杜氏急急忙忙地出去打听,待听得那荣虎死于马上风,眼下家里乱成一片,她喜得真拍掌,死得太好了,太是时候了,这下他们家算是渡过此劫了。
回来拉着洪老爹又笑又跳,直言老天开眼,恶人有恶报,这下大丫头的事算是彻底解决了,还是大丫头说得好,邪不胜正,坏人终究被天收。
莲笙被她看得有些心虚,正要转身回屋,只听得杜氏一啪大腿,“吼,走,大丫二丫咱们娘几个去逛街。”
这一声吼,只把莲笙惊得不轻,老娘平日里恨不得天天把她拘在家里,突然要带她出门,这……?
二丫高兴地跳起来,围着杜氏打转转,“真的吗?娘,我们真要去逛街吗?我要去大兴巷那边,老听春杏说她说那边可繁华,好不好?”
“好。”杜氏看着一脸期待的二女儿,又看着不发一言的大女儿,以前是她想岔了,想着只要自己守着本份,踏实地做人,那祸事就不会降临到自家的头上,哪知便是为人再谨慎,该来的事一样都不会少,大丫头从小被自己拘着,也是委曲她了。
当即便要出门,莲笙让她们等下,自己转身进了屋,换上一身最旧的衣裙,用布包在腰侧两边垫了垫,又用黄桅子和了锅底灰均匀地抹在脸上,点上些细小的斑点,站在镜子前一瞧,里面映出一个身段不错,长相还行,姿色一般的姑娘。
杜氏和二丫头看见她出来,先是一愣,后反应过来,直夸她这法子好。
大兴巷是夏月王朝京都里最繁华的地方,各色铺子酒楼错落有致,街上往来行人如织,有华美的马车,也有如她们一般行走的路人。
两边的小摊上摆满了琳琅满目的小玩意,只把二丫高兴地蹦来跳去,杜氏豪气地说,“大丫头,你看自己有什么想买的,娘今天银子带了足有二两,随你们姐俩买。”
莲笙笑笑,二两银子能买什么?不过对于洪家来说,确实是一笔不小的钱,心里感动,这便宜老娘对女儿倒是真心疼爱。
杜氏话一出,只把二丫喜得手乱指,“真的吗?娘,那个我要,还有那边我也要。”
“买,喏,拿去。
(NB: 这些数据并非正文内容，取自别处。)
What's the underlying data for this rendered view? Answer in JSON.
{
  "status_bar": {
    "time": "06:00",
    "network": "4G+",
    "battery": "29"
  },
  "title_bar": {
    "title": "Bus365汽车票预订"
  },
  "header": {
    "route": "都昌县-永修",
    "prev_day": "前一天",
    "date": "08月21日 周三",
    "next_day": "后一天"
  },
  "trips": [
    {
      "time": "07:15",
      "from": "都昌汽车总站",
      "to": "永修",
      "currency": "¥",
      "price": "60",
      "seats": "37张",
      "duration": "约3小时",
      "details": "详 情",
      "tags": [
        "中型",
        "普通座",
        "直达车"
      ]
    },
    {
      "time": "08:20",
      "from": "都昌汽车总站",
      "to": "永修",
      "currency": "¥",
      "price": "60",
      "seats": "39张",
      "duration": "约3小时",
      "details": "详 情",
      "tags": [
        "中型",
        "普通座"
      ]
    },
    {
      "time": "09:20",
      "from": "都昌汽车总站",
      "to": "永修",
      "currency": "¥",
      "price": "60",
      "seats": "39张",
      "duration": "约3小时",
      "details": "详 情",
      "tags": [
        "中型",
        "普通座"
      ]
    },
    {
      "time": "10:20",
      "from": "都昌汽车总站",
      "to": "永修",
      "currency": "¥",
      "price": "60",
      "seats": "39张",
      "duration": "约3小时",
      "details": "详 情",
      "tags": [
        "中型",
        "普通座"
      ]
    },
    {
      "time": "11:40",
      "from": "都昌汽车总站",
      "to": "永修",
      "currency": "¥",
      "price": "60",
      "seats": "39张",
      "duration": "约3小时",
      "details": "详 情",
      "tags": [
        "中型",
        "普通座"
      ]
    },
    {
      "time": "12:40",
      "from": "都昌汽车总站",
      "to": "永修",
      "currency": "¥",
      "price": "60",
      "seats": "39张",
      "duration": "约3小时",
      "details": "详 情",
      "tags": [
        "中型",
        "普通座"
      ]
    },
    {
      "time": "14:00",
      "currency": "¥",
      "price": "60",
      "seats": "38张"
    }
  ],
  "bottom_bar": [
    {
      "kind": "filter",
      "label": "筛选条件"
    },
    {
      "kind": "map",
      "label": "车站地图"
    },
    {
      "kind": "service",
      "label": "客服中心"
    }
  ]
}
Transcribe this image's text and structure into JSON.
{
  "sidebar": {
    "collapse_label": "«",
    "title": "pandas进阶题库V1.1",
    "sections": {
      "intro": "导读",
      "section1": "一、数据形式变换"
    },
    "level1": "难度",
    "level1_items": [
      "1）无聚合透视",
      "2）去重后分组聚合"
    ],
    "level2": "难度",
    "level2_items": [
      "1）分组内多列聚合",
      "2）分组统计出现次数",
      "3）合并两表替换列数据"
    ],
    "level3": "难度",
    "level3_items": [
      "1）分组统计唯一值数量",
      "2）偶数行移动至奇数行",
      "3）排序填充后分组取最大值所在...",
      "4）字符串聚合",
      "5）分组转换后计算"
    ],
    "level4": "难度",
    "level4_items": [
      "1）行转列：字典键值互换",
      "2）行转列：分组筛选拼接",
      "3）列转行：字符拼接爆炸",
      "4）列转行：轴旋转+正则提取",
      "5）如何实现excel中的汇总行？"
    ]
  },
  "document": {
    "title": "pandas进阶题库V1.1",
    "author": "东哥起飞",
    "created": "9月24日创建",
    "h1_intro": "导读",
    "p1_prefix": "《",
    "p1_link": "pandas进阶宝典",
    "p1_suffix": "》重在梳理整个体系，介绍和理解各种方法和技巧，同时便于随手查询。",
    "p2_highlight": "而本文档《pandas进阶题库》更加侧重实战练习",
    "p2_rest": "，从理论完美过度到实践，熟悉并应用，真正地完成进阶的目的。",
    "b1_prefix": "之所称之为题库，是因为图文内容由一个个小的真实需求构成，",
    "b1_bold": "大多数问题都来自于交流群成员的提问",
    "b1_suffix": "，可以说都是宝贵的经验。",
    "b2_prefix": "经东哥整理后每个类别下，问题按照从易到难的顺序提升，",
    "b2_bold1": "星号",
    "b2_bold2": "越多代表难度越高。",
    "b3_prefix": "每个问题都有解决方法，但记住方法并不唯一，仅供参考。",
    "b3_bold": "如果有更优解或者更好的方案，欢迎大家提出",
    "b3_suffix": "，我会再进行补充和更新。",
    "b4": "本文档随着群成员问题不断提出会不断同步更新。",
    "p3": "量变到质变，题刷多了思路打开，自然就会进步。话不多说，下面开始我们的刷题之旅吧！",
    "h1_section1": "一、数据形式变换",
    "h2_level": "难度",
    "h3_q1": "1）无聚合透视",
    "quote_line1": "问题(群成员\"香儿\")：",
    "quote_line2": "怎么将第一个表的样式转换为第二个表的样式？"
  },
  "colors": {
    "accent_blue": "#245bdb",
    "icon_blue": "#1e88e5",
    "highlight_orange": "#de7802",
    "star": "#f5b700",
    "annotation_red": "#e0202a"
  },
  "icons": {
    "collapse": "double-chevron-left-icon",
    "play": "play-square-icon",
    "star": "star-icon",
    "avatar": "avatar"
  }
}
”杜氏从荷包里拿出一角碎银,递给她。
二丫接过银子,跑向前面,突然斜巷里横跑出一辆华盖四驱马车,她收不回脚,一下子撞上去,跌进车内。
马车内伸出一只白皙的男人手,如拎软布般地把二丫甩出来,一下子丢得老远,足有三丈开外。
此番变故将杜氏和莲笙都吓得不轻,杜氏尖叫一声,扑了上去,二丫脸着地,底下压着一个精瘦的小伙,她把人扶起一看,二丫除了有些惊魂未定,竟是毫发无损。
杜氏对着那小伙连连道谢,小伙红着脸慢慢地隐在人群中,莲笙隐晦地看着他走路的姿势,这样的人对她来说并不陌生,很明显他是一个受过专门训练的暗卫!
人群中不知是谁惊呼一声,“咦,好像是理亲王府的马车。”
莲笙一手托着二丫,听见此话,抬眼看去,那马车辕上确有理亲王府的印记,刚才那丢二丫的人想必就是他。
马车停了下来,里面传来一道清越的女声,“王爷,这些贱民不过是想讹些银子,给她们就是。”
“雁回此言有理,”带着醉意的男声从里面响起,随即一锭银子从马车中飞出,砸在她的面前。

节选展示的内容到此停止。